Melbourne - Arab Today
Australia's Adam Scott
World number two Adam Scott said Wednesday that winning the Australian Masters at Royal Melbourne this week would cap a breakthrough year in which he won his first major. Scott is defending the title he won at Melbourne's
Kingston Heath last year which acted as a springboard to becoming the first Australian to claim the US Masters at Augusta in April.
But the lure of winning at the famous Royal Melbourne club -- consistently rated among the world's greatest courses -- holds a special significance for him.
"People say you haven't achieved everything in golf unless you've won the Open at St Andrews," Scott told reporters.
"But for an Australian I think to win a tournament at Royal Melbourne is the same kind of thing and I'd love to do that."
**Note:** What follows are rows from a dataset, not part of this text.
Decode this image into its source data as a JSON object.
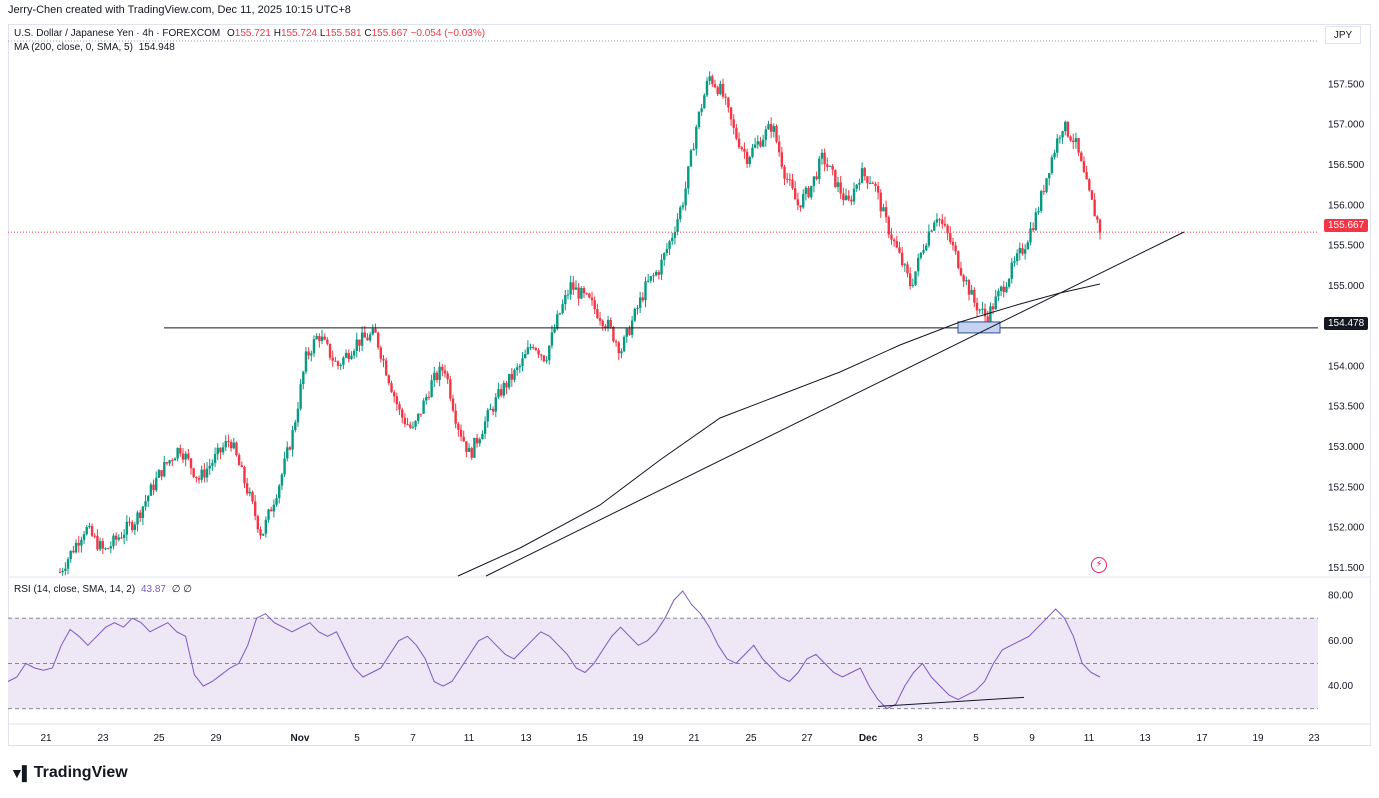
{
  "header": {
    "attribution": "Jerry-Chen created with TradingView.com, Dec 11, 2025 10:15 UTC+8"
  },
  "legend": {
    "symbol": "U.S. Dollar / Japanese Yen · 4h · FOREXCOM",
    "open_label": "O",
    "open": "155.721",
    "high_label": "H",
    "high": "155.724",
    "low_label": "L",
    "low": "155.581",
    "close_label": "C",
    "close": "155.667",
    "change": "−0.054 (−0.03%)",
    "ma": "MA (200, close, 0, SMA, 5)",
    "ma_value": "154.948",
    "rsi": "RSI (14, close, SMA, 14, 2)",
    "rsi_value": "43.87",
    "rsi_extra": "∅ ∅"
  },
  "currency": "JPY",
  "footer": {
    "brand": "TradingView",
    "icon": "tradingview-logo-icon"
  },
  "colors": {
    "up": "#089981",
    "down": "#f23645",
    "rsi": "#7e57c2",
    "rsi_band": "#ede7f6",
    "last_price": "#f23645"
  },
  "chart_data": [
    {
      "type": "candlestick",
      "title": "",
      "price_axis": {
        "ticks": [
          "157.500",
          "157.000",
          "156.500",
          "156.000",
          "155.500",
          "155.000",
          "154.000",
          "153.500",
          "153.000",
          "152.500",
          "152.000",
          "151.500"
        ],
        "ylim": [
          151.4,
          158.1
        ]
      },
      "time_axis": {
        "ticks": [
          "21",
          "23",
          "25",
          "29",
          "Nov",
          "5",
          "7",
          "11",
          "13",
          "15",
          "19",
          "21",
          "25",
          "27",
          "Dec",
          "3",
          "5",
          "9",
          "11",
          "13",
          "17",
          "19",
          "23"
        ]
      },
      "last_price": "155.667",
      "horizontal_level": "154.478",
      "series_points": [
        [
          0,
          151.45
        ],
        [
          4,
          152.0
        ],
        [
          7,
          151.7
        ],
        [
          12,
          152.1
        ],
        [
          16,
          152.7
        ],
        [
          19,
          153.0
        ],
        [
          22,
          152.6
        ],
        [
          25,
          152.9
        ],
        [
          27,
          153.1
        ],
        [
          30,
          152.4
        ],
        [
          32,
          151.9
        ],
        [
          35,
          152.6
        ],
        [
          37,
          153.2
        ],
        [
          39,
          154.1
        ],
        [
          41,
          154.4
        ],
        [
          44,
          154.0
        ],
        [
          47,
          154.3
        ],
        [
          50,
          154.4
        ],
        [
          52,
          153.9
        ],
        [
          54,
          153.4
        ],
        [
          56,
          153.2
        ],
        [
          59,
          153.8
        ],
        [
          61,
          154.0
        ],
        [
          63,
          153.3
        ],
        [
          65,
          152.9
        ],
        [
          68,
          153.4
        ],
        [
          70,
          153.7
        ],
        [
          73,
          154.0
        ],
        [
          75,
          154.3
        ],
        [
          77,
          154.1
        ],
        [
          79,
          154.6
        ],
        [
          81,
          155.0
        ],
        [
          84,
          154.8
        ],
        [
          87,
          154.5
        ],
        [
          89,
          154.2
        ],
        [
          91,
          154.6
        ],
        [
          93,
          155.0
        ],
        [
          95,
          155.2
        ],
        [
          97,
          155.6
        ],
        [
          99,
          156.1
        ],
        [
          101,
          157.0
        ],
        [
          103,
          157.6
        ],
        [
          105,
          157.4
        ],
        [
          107,
          156.9
        ],
        [
          109,
          156.6
        ],
        [
          111,
          156.8
        ],
        [
          113,
          157.0
        ],
        [
          115,
          156.4
        ],
        [
          117,
          156.0
        ],
        [
          119,
          156.2
        ],
        [
          121,
          156.6
        ],
        [
          123,
          156.3
        ],
        [
          125,
          156.0
        ],
        [
          127,
          156.4
        ],
        [
          129,
          156.3
        ],
        [
          131,
          155.8
        ],
        [
          133,
          155.4
        ],
        [
          135,
          155.0
        ],
        [
          137,
          155.5
        ],
        [
          139,
          155.9
        ],
        [
          141,
          155.6
        ],
        [
          143,
          155.2
        ],
        [
          145,
          154.8
        ],
        [
          147,
          154.6
        ],
        [
          149,
          154.9
        ],
        [
          151,
          155.2
        ],
        [
          153,
          155.5
        ],
        [
          155,
          155.9
        ],
        [
          157,
          156.5
        ],
        [
          159,
          157.0
        ],
        [
          161,
          156.8
        ],
        [
          163,
          156.2
        ],
        [
          165,
          155.7
        ]
      ]
    },
    {
      "type": "line",
      "title": "",
      "y_axis": {
        "ticks": [
          "80.00",
          "60.00",
          "40.00"
        ],
        "ylim": [
          25,
          86
        ]
      },
      "levels": [
        70,
        50,
        30
      ],
      "values": [
        42,
        44,
        50,
        48,
        47,
        48,
        58,
        65,
        62,
        58,
        62,
        66,
        68,
        66,
        70,
        68,
        64,
        66,
        68,
        64,
        62,
        45,
        40,
        42,
        45,
        48,
        50,
        58,
        70,
        72,
        68,
        66,
        64,
        66,
        68,
        64,
        62,
        64,
        56,
        48,
        44,
        46,
        48,
        54,
        60,
        62,
        58,
        52,
        42,
        40,
        42,
        48,
        54,
        60,
        62,
        58,
        54,
        52,
        56,
        60,
        64,
        62,
        58,
        54,
        48,
        46,
        50,
        56,
        62,
        66,
        62,
        58,
        60,
        64,
        70,
        78,
        82,
        76,
        72,
        66,
        58,
        52,
        50,
        54,
        58,
        52,
        48,
        44,
        42,
        46,
        52,
        54,
        50,
        46,
        44,
        46,
        48,
        40,
        34,
        30,
        32,
        40,
        46,
        50,
        44,
        40,
        36,
        34,
        36,
        38,
        42,
        50,
        56,
        58,
        60,
        62,
        66,
        70,
        74,
        70,
        62,
        50,
        46,
        44
      ],
      "annotation": "divergence trendline"
    }
  ]
}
Scott heads to Royal Melbourne, which will also stage the World Cup next week, in great form after winning the Australian PGA by four shots from American Rickie Fowler at Royal Pines on the Gold Coast last Sunday.
That added to his 2009 Australian Open win and Scott said that holding off Englishman Ian Poulter to win last year's Australian Masters had been an important career confidence-builder.
He had relinquished a four-shot lead with four holes to play at the British Open just four months before as he chased his first major title.
"It was big for the confidence and absolutely played a part in any success since then," he said of claiming his home Masters gold jacket.
Scott will be up against American world number eight Matt Kuchar, Fiji's former world number one Vijay Singh, Presidents Cup team member Brendon de Jonge of Zimbabwe and the 2006 US Open champion Geoff Ogilvy when the tournament begins on Thursday.
Kuchar is using the Australian Masters as preparation for the defence of the World Cup he won with Gary Woodland in 2011, and is returning to Royal Melbourne where he was a member of the victorious US team that won the 2011 Presidents Cup.
Kuchar, who has just one missed cut in the past two years on the US PGA Tour, also reveres Royal Melbourne.
"I don't know there's many other places that get me as excited," he said.
Singh, 50, despite now being eligible to compete as a senior on the Champions Tour, said his game was in good shape.
"My game is pretty good right now and I had a pretty ordinary season last and a couple before that because I had a couple of operations on my knee," he said.
"But this is the first year that I feel like I am able to compete again and my game is coming around," added the Fijian who last won on the US PGA Tour in 2008.
"I have not won in a few years and there are a lot of signs that I am playing well again so this is the first time in five, six years where I have gone back to a regular size putter and I am putting really well."